In terms of understanding the meaning of the communication of a speaker or author, the lowest form of communication may be the written word. When I write an email, all aspects of vocal and physical clues of my communication are lost. Scholars in Speech Communication call it “impoverished communication.” It means that my words may fail to communicate my intent because the subtleties of my nonverbal cues cannot be conveyed in written form.
A phone conversation is an improvement over email because the other person can hear my intonation and rhythm of my words to understand my meaning. Still, a phone conversation lacks the nonverbal physical clues that help express what I’m trying to say.
Many scholars believe that face to face communication is the highest form of communication because the words and nonverbal cues offer a complete package of meaning that allows the listener to better understand the meaning of the person speaking.
Sex: The Ultimate Communication
Despite the positive aspects of face to face communication, the meaning (or mind-to-mind transfer) of the speaker still may not be fully complete. There is a gap between what the person is thinking, and what the other person interprets from the words and nonverbal cues.
I believe that the physicality of sex leads to the closest humans can come to mind-to-mind communication. Even ‘meaningless’ sex contains a significant communication between the two people that may be denied or discounted by one or both after the encounter but remains regardless.
Mentoring Sexual Communication
While there are differences in sexual encounters based on gender and there are health and procreation issues that must be understood, the unifying aspect of sexuality is communication and its impact on the individual.
A child needs to know that having a sexual relationship with someone will change their view of that person and of themselves. After a first sexual encounter, new aspects of their minds and bodies will be revealed and it likely will trigger a desire to experience that intense experience again.
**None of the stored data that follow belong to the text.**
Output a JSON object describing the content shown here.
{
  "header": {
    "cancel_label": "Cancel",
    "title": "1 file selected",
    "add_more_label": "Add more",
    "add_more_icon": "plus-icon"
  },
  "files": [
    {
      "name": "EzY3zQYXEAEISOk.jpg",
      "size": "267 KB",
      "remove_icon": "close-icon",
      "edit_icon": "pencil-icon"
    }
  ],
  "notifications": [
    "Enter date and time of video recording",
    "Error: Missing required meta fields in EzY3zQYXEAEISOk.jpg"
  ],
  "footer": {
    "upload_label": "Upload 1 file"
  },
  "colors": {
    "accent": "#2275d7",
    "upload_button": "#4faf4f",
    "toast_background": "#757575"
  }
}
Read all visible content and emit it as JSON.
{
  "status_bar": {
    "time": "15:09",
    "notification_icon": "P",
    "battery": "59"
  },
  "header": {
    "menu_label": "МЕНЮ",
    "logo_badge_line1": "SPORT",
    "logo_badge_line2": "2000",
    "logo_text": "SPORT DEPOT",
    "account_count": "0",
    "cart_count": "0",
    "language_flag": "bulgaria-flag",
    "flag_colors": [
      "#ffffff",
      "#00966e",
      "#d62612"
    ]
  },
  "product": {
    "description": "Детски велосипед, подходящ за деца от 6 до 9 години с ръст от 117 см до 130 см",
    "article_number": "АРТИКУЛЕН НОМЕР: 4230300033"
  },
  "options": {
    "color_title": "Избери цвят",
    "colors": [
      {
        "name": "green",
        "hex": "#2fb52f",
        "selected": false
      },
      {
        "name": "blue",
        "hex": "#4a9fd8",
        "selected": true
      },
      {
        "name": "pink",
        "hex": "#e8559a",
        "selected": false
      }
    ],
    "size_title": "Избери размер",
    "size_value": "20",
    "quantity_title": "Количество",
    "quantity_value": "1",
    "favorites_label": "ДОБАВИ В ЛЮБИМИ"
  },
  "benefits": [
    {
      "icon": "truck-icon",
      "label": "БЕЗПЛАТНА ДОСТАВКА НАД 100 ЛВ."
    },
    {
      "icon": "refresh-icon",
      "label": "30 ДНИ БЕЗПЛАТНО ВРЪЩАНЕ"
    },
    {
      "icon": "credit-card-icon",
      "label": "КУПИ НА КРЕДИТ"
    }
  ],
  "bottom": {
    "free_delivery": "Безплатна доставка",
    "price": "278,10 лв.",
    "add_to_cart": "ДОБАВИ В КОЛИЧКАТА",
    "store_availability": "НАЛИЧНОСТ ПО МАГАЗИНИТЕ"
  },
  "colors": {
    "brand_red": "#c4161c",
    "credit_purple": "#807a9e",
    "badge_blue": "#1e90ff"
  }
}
It doesn’t matter if it is a male/female, male/male, female/female, transgender, or any other type of sexual encounter, the communicative aspect of the sexual encounter will have the same impact. Just as friendship is bonded by discussions and sharing, sex creates a bond with another person that cannot be denied, nor ignored.
The Real Story of Sexuality
Some people seem to think that sex is something that is done after two people have achieved a milestone in their relationship (going steady, marriage, etc.,) but it is not a milestone. Sex is a conversation. I’m not trying to weigh in on the morality of affairs, or sex before marriage, but I do believe that when two people have a sexual encounter it is a sharing of minds that is not easily dismissed as insignificant.
If we could teach that to our children I think they might have a better idea of what they are getting into when they take that step into exploring their own sexuality.